The above-entitled and numbered civil action was heretofore referred to United States Magistrate Judge Caroline M. Craven pursuant to 28 U.S.C. § 636. On June 29, 2018, the Magistrate Judge issued a Report and Recommendation, recommending Defendants' Motion to Dismiss Plaintiffs' First Amended Complaint ("FAC") be granted in part and denied in part. Specifically, the Magistrate Judge recommended Defendants' motion to dismiss Jaime Green's claims be granted and Jaime Green be dismissed as a co-relator in this action; Defendants' motion to dismiss under Rule 12(b)(6) be denied; and Defendants' motion to dismiss under Rule 9(b) be granted to the extent Relators' federal and state law FCA claims be dismissed without prejudice and Relator Health Choice Group be allowed to re-plead.
The Report of the Magistrate Judge which contains her proposed findings of fact and recommendations for the disposition of such action has been presented for consideration. No objections to the Report and Recommendation were filed. Thus, any aggrieved party is barred from de novo review by the district court of the proposed findings and recommendations of the Magistrate Judge.

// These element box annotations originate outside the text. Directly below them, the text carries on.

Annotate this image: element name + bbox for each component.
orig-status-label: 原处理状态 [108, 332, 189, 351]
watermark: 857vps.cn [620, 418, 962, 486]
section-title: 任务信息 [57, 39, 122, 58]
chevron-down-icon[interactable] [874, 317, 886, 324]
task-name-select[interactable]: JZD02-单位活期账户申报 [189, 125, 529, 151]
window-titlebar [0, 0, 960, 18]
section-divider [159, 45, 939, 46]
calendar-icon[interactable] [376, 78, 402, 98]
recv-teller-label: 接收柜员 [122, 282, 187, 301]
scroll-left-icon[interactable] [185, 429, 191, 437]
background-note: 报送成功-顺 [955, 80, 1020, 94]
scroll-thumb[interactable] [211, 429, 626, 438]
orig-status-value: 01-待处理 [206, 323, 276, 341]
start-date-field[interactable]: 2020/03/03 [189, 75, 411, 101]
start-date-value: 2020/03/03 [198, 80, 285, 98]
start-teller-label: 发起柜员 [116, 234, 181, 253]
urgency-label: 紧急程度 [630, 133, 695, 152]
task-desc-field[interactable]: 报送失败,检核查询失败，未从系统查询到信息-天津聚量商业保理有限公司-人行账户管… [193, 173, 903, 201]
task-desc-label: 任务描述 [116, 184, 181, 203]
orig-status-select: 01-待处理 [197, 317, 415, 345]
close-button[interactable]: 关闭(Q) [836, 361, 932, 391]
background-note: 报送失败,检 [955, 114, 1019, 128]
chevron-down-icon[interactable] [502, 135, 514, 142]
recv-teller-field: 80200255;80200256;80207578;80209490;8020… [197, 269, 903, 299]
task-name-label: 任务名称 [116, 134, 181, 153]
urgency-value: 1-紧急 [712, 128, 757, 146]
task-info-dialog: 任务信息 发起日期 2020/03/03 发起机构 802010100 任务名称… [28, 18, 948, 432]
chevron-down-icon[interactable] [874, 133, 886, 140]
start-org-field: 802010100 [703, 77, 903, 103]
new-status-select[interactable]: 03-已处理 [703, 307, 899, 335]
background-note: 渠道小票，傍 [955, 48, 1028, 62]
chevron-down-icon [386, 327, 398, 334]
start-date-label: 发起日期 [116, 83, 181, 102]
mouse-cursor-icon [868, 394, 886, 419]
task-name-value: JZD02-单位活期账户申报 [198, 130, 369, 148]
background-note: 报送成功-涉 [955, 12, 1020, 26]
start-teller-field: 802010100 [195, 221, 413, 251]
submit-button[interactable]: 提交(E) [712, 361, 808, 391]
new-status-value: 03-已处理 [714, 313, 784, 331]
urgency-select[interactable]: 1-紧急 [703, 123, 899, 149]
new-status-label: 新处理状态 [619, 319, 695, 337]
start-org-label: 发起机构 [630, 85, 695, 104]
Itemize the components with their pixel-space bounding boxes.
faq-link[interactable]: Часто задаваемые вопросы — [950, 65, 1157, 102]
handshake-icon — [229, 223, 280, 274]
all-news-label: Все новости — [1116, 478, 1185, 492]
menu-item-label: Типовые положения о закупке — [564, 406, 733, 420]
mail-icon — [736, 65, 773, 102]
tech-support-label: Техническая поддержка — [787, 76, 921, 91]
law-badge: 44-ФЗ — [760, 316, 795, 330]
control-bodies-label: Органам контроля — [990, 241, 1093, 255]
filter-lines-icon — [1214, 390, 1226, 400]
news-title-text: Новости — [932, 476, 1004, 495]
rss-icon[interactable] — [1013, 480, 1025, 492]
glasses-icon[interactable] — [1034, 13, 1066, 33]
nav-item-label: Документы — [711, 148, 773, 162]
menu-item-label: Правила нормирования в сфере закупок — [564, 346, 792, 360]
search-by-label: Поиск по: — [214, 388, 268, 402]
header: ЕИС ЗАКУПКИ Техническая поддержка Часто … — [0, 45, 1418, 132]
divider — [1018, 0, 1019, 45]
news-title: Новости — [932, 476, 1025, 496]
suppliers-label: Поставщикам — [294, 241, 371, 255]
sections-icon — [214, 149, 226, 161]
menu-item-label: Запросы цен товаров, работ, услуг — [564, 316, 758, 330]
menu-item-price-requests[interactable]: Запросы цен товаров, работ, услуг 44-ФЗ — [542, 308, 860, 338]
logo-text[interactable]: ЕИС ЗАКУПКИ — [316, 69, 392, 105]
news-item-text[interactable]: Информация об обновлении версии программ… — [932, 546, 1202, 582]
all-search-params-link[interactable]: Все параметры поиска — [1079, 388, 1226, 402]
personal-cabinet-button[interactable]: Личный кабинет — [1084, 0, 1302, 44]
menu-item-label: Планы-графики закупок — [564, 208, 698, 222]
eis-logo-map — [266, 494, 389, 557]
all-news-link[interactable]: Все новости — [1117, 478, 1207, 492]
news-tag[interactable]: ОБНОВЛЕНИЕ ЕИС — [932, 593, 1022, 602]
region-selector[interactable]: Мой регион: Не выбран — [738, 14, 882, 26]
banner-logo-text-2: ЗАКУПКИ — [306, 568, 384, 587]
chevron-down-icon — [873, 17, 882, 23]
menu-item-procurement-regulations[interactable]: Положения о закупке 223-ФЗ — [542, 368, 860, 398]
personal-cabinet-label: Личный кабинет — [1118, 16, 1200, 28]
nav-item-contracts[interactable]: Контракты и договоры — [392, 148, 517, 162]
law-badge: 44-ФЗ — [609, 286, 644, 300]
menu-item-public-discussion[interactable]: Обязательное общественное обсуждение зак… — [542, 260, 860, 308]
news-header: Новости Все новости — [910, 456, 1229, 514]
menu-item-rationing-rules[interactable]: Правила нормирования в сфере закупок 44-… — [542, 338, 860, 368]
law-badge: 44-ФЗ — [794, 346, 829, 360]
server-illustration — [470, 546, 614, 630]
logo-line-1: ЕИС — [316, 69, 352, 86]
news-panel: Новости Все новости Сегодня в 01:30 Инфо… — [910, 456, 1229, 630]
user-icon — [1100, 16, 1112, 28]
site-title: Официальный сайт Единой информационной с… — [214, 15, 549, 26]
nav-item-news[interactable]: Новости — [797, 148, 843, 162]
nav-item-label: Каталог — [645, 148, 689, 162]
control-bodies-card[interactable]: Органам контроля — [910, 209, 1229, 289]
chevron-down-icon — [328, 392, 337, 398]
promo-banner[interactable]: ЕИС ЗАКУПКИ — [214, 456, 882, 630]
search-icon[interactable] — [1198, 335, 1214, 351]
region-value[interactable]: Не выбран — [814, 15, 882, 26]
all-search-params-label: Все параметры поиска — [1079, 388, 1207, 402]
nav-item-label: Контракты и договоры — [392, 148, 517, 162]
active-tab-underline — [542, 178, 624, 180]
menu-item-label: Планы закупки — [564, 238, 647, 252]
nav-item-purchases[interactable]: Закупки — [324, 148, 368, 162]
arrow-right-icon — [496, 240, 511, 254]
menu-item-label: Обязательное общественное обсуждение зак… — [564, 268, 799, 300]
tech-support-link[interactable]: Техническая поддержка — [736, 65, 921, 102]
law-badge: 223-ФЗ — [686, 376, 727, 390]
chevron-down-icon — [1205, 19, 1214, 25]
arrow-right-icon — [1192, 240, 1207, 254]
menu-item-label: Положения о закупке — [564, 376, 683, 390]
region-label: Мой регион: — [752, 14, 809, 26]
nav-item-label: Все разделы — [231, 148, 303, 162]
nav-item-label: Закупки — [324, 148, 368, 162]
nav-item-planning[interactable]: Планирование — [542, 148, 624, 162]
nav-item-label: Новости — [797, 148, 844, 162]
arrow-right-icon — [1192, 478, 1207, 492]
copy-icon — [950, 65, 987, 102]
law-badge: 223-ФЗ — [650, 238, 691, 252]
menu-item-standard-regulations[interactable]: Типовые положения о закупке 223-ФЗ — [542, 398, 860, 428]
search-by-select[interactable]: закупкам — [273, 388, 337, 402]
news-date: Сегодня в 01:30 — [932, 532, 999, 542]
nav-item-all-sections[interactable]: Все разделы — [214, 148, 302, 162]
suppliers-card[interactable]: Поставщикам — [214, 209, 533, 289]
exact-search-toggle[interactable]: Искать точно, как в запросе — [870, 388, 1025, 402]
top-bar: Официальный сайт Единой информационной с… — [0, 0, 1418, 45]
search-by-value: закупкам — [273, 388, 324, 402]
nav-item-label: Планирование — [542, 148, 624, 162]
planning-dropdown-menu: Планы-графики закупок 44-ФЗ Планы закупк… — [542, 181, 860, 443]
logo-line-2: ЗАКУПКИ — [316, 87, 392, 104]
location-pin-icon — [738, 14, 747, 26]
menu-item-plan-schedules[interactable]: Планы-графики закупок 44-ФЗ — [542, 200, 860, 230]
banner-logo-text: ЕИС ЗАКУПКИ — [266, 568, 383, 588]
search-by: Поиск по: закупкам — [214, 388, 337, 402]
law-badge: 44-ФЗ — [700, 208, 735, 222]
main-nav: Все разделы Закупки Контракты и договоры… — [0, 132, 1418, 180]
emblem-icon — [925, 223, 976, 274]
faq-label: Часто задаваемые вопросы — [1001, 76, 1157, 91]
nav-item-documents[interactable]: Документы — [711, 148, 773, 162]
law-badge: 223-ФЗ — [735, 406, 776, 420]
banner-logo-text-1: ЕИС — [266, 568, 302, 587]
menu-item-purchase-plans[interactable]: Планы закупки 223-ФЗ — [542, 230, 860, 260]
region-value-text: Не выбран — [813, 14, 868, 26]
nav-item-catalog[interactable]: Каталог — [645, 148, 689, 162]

There being no grounds of plain error or manifest injustice, the Court hereby adopts the Report of the United States Magistrate Judge as the findings and conclusions of this Court. The Court finds co-relator Green's claims are barred by the False Claims Act's first-to-file rule. The Court denies Defendants' Rule 12(b)(6) motion to dismiss on limitations grounds and because the FAC fails to plead falsity, scienter, and causation.
While sufficient to satisfy Rule 12(b)(6), the Court agrees with the Magistrate Judge that the allegations in the FAC are not sufficient to satisfy the pleading requirements of FED. R. CIV. P. 9(b). The FAC's kickback schemes are not sufficiently supported by specific facts as to each defendant as required by Rule 9(b). Relators have not met their burden of "sufficiently pleading the time, place, or identity details of the traditional standard, in order to effectuate Rule 9(b)'s function of fair notice and protection from frivolous suits." United States ex rel. Nunnally v. West Calcasieu Cameron Hosp., 519 Fed. Appx. 890, 895 (5th Cir. 2013). As held by the Magistrate Judge, the FAC also fails to plead factual information with sufficient indicia of reliability demonstrating a strong inference false claims were submitted to the Government. Thus, Counts 1 and 2 are dismissed without prejudice.
The Court further agrees with the Magistrate Judge that the FAC does not set forth facts alleging an agreement to conspire. There is not a factual basis to determine the roles of each defendant in any agreement or each defendant's specific intent to defraud. Thus, the Count 3 conspiracy claims are also dismissed without prejudice for failure to comply with the pleading requirements of Rule 9(b).
Finally, the state law claims are dismissed without prejudice for the same reasons. Like federal FCA claims, state law FCA claims are also subject to Rule 9(b). See United States ex rel. Foster v. Bristol-Myers Squibb Co., 587 F.Supp.2d 805, 827 (E.D. Tex. 2008).
Relator Health Choice Group is granted leave to reassert its claims to properly allege specific conduct by each defendant, as well as to plead with more specificity as required by Rule 9(b). See United States ex rel. Bennett v. Medtronic, Inc., 747 F.Supp.2d 745, 785 (S.D. Tex. 2010).